Not only do these indices tick almost all the boxes of a ‘good’ benchmark, they also confirm that infrastructure has an attractive risk-adjusted return with high cash yield and should play an important role in any portfolio.
How does this research help infrastructure investors?
AG: In the first part of the webinar, we conclusively show that bad proxies can only lead to bad allocation results. We encourage investors to abandon the use of listed and appraisal-based indices since they do not capture the risks of the infrastructure asset class.
We run a simple substitution exercise in a 60/40 portfolio, and find that, unlike the EDHECinfra indices, appraisal-based index data leads to an inconsistent allocation behaviour. We also explain that the common practice of unsmoothing appraisal-based returns does not resolve these issues and, in fact, asset allocation outcomes become a direct function of the choice of unsmoothing techniques and not of the data. Instead, the main EDHECinfra index (infra300) consistently substitutes with equities in the portfolio.
We also show, using EDHECinfra sub-indices, that granular segments of infrastructure have different characteristics as they represent quite different risk factor exposures. We demonstrate that a precise infrastructure benchmark tailored to the portfolio can improve the Sharpe Ratio of the total portfolio.

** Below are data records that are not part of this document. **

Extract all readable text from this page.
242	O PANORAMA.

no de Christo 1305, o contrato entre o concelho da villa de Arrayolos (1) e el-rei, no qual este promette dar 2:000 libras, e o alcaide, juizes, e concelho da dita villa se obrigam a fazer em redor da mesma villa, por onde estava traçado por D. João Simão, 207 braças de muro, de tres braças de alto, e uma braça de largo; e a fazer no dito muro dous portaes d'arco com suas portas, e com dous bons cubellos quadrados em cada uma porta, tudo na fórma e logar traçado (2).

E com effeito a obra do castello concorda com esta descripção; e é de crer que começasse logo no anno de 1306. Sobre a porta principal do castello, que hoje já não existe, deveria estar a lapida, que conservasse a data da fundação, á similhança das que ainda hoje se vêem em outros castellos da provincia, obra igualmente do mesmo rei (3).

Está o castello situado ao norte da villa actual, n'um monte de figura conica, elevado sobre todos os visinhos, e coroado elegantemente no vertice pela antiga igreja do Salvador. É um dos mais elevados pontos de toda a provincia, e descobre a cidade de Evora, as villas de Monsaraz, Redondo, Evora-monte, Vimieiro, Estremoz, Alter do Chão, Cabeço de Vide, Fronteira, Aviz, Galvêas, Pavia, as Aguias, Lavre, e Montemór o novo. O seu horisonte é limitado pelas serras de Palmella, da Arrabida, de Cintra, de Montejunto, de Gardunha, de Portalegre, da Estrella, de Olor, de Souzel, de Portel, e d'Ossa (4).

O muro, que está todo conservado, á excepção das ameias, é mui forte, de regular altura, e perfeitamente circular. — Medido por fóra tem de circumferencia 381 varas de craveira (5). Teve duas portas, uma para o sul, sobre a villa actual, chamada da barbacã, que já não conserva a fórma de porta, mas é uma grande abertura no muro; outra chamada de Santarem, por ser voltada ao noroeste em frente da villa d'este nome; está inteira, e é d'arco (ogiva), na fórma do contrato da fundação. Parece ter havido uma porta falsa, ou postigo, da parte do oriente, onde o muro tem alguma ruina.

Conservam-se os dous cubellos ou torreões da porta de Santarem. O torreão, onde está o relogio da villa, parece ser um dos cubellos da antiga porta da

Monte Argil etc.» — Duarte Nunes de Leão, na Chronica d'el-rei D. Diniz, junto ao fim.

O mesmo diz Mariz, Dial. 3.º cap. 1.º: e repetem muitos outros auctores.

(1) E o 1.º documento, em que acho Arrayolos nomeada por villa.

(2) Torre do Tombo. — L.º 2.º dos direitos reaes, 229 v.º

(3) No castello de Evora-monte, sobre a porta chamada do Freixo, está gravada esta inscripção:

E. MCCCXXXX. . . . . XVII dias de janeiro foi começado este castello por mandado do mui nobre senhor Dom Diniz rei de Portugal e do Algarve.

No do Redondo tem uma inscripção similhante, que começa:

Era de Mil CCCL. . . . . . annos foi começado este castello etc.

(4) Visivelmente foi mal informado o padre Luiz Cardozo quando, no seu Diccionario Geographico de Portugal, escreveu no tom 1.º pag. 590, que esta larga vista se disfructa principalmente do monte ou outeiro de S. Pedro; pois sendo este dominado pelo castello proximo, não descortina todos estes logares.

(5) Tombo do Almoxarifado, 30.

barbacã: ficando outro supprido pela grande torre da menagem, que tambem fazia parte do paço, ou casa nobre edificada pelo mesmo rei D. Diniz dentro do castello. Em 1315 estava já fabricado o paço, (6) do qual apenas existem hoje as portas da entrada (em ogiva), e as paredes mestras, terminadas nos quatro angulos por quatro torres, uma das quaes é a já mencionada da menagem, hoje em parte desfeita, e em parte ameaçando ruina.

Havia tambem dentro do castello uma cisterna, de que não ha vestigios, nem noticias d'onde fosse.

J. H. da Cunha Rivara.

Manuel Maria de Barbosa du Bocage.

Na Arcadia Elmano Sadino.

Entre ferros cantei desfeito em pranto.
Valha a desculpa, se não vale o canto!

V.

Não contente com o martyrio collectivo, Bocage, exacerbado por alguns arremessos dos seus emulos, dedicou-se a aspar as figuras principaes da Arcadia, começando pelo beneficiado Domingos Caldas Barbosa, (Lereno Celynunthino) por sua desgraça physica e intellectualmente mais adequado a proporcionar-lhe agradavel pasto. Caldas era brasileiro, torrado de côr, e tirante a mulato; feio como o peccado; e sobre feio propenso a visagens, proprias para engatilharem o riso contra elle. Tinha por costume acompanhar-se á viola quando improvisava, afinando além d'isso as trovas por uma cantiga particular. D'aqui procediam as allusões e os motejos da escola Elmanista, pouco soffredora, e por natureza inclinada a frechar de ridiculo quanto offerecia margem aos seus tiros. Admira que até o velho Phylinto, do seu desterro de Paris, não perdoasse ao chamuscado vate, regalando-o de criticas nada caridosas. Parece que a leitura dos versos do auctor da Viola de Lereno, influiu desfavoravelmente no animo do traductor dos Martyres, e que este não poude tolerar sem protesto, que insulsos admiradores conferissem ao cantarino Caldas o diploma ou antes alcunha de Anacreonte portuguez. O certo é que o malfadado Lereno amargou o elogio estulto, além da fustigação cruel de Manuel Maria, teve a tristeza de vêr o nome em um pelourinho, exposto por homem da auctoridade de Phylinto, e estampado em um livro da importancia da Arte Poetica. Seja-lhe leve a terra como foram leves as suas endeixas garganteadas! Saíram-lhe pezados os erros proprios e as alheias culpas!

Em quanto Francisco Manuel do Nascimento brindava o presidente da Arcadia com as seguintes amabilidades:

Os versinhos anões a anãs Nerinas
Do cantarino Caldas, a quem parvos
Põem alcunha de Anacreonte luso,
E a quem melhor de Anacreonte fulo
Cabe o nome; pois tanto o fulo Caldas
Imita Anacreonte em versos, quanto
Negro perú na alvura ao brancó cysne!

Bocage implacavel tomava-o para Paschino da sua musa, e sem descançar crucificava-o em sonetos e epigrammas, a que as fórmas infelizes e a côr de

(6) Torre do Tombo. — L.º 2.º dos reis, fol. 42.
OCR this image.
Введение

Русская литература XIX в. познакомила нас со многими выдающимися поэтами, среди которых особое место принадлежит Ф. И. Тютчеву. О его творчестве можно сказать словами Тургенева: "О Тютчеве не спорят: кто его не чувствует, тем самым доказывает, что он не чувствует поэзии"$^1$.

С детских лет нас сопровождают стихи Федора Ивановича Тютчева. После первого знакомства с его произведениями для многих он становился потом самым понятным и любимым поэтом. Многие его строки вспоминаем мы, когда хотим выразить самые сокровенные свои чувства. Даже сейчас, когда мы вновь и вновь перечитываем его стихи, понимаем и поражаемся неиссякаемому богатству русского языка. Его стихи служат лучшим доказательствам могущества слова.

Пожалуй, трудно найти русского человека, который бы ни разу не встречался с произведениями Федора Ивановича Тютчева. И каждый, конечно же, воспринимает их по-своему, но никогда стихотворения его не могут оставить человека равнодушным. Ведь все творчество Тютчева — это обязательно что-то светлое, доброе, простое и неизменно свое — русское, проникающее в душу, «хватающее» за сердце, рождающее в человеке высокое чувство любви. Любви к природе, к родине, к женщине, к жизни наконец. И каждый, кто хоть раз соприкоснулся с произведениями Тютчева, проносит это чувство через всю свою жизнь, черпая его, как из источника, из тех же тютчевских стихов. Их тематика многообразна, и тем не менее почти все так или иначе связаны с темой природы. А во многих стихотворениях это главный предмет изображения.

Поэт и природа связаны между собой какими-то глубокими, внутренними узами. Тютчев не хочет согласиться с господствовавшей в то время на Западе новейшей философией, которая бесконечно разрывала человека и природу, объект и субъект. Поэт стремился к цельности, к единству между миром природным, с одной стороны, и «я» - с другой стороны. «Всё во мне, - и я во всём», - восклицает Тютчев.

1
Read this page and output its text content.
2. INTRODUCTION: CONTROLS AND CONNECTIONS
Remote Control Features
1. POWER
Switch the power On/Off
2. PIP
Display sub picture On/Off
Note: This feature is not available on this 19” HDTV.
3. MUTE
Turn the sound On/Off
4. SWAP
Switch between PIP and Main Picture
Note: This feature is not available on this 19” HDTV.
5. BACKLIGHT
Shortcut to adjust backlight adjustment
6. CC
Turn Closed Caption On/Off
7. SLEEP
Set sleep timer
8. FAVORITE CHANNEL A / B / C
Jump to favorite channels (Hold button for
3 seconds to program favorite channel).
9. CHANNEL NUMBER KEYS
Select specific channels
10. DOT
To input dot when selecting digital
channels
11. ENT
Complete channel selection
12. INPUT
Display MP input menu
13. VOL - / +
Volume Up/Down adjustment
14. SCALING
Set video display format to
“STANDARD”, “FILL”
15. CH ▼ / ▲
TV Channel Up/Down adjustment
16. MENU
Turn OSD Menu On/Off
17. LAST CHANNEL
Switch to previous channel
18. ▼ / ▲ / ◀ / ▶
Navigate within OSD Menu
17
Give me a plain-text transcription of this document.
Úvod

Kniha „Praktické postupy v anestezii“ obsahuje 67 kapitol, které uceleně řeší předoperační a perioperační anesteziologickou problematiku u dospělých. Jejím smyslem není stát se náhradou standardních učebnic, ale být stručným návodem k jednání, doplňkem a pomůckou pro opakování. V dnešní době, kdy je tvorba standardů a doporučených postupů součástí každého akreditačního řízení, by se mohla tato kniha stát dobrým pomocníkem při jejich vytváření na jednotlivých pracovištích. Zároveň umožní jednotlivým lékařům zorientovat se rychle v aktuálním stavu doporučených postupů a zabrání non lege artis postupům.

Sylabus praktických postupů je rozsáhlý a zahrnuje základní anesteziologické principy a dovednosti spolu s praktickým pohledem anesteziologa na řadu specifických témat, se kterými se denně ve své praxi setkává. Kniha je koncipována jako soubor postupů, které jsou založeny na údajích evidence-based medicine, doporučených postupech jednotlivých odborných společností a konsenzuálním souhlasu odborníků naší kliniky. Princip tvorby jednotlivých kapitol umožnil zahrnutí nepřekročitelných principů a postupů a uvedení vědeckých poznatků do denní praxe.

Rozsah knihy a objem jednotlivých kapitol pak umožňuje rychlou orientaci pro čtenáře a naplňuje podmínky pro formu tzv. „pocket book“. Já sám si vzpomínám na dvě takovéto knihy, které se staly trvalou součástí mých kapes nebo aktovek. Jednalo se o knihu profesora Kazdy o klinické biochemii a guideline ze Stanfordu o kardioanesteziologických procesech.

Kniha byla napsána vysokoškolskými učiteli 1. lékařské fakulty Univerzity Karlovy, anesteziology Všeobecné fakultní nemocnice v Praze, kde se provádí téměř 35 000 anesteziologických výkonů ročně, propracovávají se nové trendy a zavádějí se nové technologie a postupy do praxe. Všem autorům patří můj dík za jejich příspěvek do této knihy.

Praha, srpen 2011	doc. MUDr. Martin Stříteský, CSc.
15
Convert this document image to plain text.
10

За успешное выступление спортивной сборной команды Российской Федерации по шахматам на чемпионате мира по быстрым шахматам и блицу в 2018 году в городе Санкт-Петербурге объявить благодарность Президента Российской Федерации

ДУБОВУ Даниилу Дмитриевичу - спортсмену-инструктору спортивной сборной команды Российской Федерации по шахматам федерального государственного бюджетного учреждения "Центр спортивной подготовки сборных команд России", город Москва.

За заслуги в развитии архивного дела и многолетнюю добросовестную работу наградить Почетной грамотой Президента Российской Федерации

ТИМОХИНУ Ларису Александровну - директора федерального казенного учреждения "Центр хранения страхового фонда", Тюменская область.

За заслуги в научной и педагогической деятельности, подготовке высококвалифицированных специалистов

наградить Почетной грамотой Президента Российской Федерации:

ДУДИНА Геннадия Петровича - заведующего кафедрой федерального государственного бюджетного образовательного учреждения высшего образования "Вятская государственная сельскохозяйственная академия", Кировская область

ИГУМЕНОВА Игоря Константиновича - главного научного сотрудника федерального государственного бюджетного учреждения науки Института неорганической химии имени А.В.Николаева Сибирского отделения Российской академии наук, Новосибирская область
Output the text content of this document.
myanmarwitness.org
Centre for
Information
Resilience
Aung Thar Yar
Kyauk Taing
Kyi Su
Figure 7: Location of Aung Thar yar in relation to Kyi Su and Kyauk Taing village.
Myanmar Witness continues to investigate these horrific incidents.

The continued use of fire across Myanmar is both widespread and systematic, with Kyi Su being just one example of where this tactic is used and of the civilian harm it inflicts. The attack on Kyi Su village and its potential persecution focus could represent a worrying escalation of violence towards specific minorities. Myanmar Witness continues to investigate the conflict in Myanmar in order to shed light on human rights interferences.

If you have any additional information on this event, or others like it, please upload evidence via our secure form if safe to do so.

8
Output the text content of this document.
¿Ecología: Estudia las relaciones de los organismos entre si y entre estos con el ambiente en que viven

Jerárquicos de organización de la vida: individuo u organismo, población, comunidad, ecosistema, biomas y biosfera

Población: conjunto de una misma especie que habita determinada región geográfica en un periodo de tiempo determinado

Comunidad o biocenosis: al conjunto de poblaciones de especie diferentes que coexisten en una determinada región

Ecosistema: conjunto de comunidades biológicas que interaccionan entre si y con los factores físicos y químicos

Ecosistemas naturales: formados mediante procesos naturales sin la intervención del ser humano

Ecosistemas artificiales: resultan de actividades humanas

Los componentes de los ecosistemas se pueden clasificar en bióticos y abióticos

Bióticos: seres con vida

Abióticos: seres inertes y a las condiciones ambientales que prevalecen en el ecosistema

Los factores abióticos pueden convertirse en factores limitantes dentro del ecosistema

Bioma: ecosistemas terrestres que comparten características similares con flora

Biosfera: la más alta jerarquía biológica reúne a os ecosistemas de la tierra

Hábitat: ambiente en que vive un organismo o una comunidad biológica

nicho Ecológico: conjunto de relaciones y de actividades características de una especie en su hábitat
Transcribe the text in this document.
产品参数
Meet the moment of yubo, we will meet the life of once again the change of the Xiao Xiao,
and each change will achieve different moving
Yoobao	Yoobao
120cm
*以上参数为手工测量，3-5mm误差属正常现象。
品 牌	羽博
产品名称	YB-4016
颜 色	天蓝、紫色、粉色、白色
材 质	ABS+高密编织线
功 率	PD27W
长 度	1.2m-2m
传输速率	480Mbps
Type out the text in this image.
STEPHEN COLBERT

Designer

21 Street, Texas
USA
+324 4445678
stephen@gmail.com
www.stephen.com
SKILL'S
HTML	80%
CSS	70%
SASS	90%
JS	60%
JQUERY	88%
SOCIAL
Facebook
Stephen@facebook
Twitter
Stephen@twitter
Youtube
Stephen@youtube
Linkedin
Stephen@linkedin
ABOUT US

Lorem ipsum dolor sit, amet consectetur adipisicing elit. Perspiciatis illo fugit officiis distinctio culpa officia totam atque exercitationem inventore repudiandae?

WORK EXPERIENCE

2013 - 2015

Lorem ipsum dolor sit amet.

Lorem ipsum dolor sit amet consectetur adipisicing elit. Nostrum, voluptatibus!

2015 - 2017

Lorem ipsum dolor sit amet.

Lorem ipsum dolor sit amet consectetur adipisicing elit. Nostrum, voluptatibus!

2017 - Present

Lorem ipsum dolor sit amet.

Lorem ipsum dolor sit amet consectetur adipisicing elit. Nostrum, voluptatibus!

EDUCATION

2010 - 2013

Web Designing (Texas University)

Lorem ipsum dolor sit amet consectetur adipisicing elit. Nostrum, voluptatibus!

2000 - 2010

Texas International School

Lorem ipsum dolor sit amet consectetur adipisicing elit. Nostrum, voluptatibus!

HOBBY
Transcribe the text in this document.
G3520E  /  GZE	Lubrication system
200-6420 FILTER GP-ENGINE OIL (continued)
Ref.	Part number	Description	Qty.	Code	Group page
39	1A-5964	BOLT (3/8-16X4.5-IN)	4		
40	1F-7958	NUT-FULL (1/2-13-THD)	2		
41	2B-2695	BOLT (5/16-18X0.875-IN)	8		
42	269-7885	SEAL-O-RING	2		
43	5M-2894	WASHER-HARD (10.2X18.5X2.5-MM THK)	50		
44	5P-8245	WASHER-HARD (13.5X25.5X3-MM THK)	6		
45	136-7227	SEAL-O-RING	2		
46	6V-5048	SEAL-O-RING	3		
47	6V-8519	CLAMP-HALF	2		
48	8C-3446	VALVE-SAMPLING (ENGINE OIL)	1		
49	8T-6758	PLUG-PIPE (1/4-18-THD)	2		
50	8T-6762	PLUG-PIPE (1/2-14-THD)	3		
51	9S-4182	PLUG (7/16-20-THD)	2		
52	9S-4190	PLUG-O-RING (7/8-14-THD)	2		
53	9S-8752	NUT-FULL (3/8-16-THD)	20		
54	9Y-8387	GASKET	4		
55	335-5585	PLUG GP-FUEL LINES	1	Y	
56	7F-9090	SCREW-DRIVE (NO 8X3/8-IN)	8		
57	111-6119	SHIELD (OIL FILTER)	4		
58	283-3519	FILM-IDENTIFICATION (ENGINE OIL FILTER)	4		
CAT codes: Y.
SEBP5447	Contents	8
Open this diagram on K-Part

The second part of this webinar presents a forward-looking view of SAA in a multi-asset class portfolio. Acknowledging the differences in the objectives of various investors, we implement three optimisation methods, namely return-targeting, risk-targeting, and equal risk contribution. We show that infrastructure asset class can always play a role in an institutional portfolio with a potential allocation of around 10% in most scenarios, significantly higher than the average of 2% reported year after year in the OECD surveys of pension fund allocations to infrastructure.
We also show that adding infrastructure equity and debt to the other asset classes, improves the Sharpe Ratio of the portfolio by up to 6% under reasonable constraints.
This webinar is a precursor to a forthcoming research paper. Following this work, investors will gain a better understanding of the risks in unlisted infrastructure asset class and can confidently use EDHECinfra indices to represent it in their own SAA exercise.
 According to the CFA institute, a good benchmark is representative, unambiguous, complete, relevant, transparent, investable and has a consistent valuation methodology.